Les Fiancés

d'Alessandro Manzoni (1785-1873)

Éditions Folio classique
818 pages (sans les notes mais préface de 57 pages comprise)

Attention, chef-d'œuvre ! Les Fiancés, publié dans sa version définitive en 1840-1842 est un des plus grands romans de cette époque et un classique de la littérature italienne. Son succès auprès des lecteurs a été immédiat y compris auprès d'écrivains comme Goethe et Balzac.

Ce serait une erreur de se laisser rebuter par sa longueur car c'est une œuvre vivante, pleine de rebondissements et sans digressions. Le récit est comme propulsé par des héros populaires, avant tout les fiancés Renzo et Lucia, deux jeunes paysans du XVIIe siècle, en quête de justice et de bonheur.

Ce roman a de riches tonalités, parfaitement maîtrisées : humour, sobriété dans l'évocation d'épisodes effroyables, remarques d'une grande finesse sur les psychologies individuelles et sociales.

L'interrogation sur le sens de l'histoire et l'identité d'un peuple est commune à la plupart des écrivains du début du XIXe siècle. Manzoni et bien d'autres admiraient l'écrivain écossais Walter Scott qui avait pour ainsi dire créer le genre du roman historique ; il avait publié en 1820 Ivanhoé, un roman dont l'action se situe au XIIe siècle en Angleterre.

Avec les Fiancés, Manzoni voulait écrire un grand roman historique italien, accessible au plus grand nombre. Il choisit pour cadre la Lombardie située au nord de l'Italie, entre 1628 et 1630, en s'appuyant scrupuleusement sur des faits relatés par des chroniques de l'époque. Le fait de placer son roman à une époque suffisamment reculée lui a sans doute permis de franchir plus facilement l'obstacle de la censure des autorités autrichiennes qui occupaient cette partie de l'Italie.

Au début du roman, Renzo et Lucia doivent se marier incessamment avec l'accord de leurs familles. Mais don Rodrigo, le seigneur du coin, a des visées sur Lucia et s'oppose brutalement à ce mariage. De longue date il fait régner la terreur sur toute la région en s'appuyant sur ses sbires et son réseau de délateurs. Renzo, simple paysan, s'insurge. Ses proches le soutiennent. Il se heurte rapidement à la couardise, à la fourberie ou à la férocité de tous ceux qui détiennent un pouvoir.

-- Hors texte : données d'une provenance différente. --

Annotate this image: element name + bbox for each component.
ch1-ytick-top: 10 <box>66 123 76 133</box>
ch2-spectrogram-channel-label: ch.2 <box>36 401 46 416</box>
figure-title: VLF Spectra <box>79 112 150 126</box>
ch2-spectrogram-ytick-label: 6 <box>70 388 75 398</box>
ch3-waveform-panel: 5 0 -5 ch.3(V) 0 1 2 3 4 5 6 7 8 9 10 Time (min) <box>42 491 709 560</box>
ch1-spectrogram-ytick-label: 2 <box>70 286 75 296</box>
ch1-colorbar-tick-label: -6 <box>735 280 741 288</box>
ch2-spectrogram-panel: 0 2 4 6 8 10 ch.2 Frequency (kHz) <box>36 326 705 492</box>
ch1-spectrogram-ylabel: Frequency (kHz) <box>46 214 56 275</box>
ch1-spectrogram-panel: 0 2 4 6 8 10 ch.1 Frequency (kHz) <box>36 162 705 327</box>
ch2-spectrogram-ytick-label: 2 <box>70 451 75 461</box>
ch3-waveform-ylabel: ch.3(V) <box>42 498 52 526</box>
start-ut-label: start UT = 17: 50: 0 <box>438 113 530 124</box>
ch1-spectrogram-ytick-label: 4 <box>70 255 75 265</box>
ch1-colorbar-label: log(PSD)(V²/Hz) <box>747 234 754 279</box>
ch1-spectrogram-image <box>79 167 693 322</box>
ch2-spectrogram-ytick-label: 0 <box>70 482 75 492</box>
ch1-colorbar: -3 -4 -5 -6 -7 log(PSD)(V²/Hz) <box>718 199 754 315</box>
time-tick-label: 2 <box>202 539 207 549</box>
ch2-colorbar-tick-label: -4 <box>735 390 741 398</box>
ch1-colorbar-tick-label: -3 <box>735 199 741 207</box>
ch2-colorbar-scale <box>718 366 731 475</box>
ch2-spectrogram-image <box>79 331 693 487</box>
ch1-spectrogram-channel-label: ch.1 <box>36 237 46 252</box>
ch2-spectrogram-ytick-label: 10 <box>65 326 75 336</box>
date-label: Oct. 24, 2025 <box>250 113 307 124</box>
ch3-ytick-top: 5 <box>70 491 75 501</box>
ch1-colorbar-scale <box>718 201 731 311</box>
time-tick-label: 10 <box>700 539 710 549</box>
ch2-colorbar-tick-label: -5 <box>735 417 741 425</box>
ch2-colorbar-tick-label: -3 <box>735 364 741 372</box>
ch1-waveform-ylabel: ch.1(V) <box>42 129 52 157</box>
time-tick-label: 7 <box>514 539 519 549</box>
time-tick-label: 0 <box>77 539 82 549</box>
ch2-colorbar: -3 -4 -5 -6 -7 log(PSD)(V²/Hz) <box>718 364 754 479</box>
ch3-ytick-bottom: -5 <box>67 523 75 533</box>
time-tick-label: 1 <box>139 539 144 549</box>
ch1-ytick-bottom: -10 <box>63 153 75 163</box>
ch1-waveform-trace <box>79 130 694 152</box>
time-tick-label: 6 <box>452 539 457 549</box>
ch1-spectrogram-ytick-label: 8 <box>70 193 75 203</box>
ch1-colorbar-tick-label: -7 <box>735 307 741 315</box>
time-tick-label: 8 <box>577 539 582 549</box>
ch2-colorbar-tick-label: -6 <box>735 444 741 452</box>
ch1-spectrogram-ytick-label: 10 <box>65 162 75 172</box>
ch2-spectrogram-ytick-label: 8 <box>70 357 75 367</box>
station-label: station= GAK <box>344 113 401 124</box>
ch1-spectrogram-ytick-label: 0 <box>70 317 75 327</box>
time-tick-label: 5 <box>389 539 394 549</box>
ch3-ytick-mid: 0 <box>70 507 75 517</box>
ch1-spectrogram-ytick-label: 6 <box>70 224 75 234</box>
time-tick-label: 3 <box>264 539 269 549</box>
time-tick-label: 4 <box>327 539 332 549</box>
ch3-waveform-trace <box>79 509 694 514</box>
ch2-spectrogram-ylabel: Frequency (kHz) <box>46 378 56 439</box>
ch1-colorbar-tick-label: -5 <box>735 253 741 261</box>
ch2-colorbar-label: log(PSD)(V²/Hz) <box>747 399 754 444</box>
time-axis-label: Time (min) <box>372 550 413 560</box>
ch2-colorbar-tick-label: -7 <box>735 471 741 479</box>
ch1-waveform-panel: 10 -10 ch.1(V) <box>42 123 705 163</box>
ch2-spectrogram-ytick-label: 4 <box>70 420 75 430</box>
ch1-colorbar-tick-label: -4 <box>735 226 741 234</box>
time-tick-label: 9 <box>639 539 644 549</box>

La révolte de Renzo le mène bientôt sur une plus vaste arène. Son destin personnel rencontre celui du peuple de Milan et de la Lombardie, marqué en ces années-là par la guerre, les émeutes de la faim et une épidémie de peste.

Manzoni ne porte pas un regard neutre sur ces événements. Il a été profondément influencé par les philosophes du XVIIIe siècle, par les idées des " Lumières " qui ont préparé la Révolution française. A cela se mêle chez Manzoni, à la suite de sa conversion au catholicisme en 1810, des convictions chrétiennes particulières car elles ne consistent pas à se résigner face aux injustices. Même quand il est question de pardon, on sent toujours l'indignation prête à bouillonner et à se traduire en actes.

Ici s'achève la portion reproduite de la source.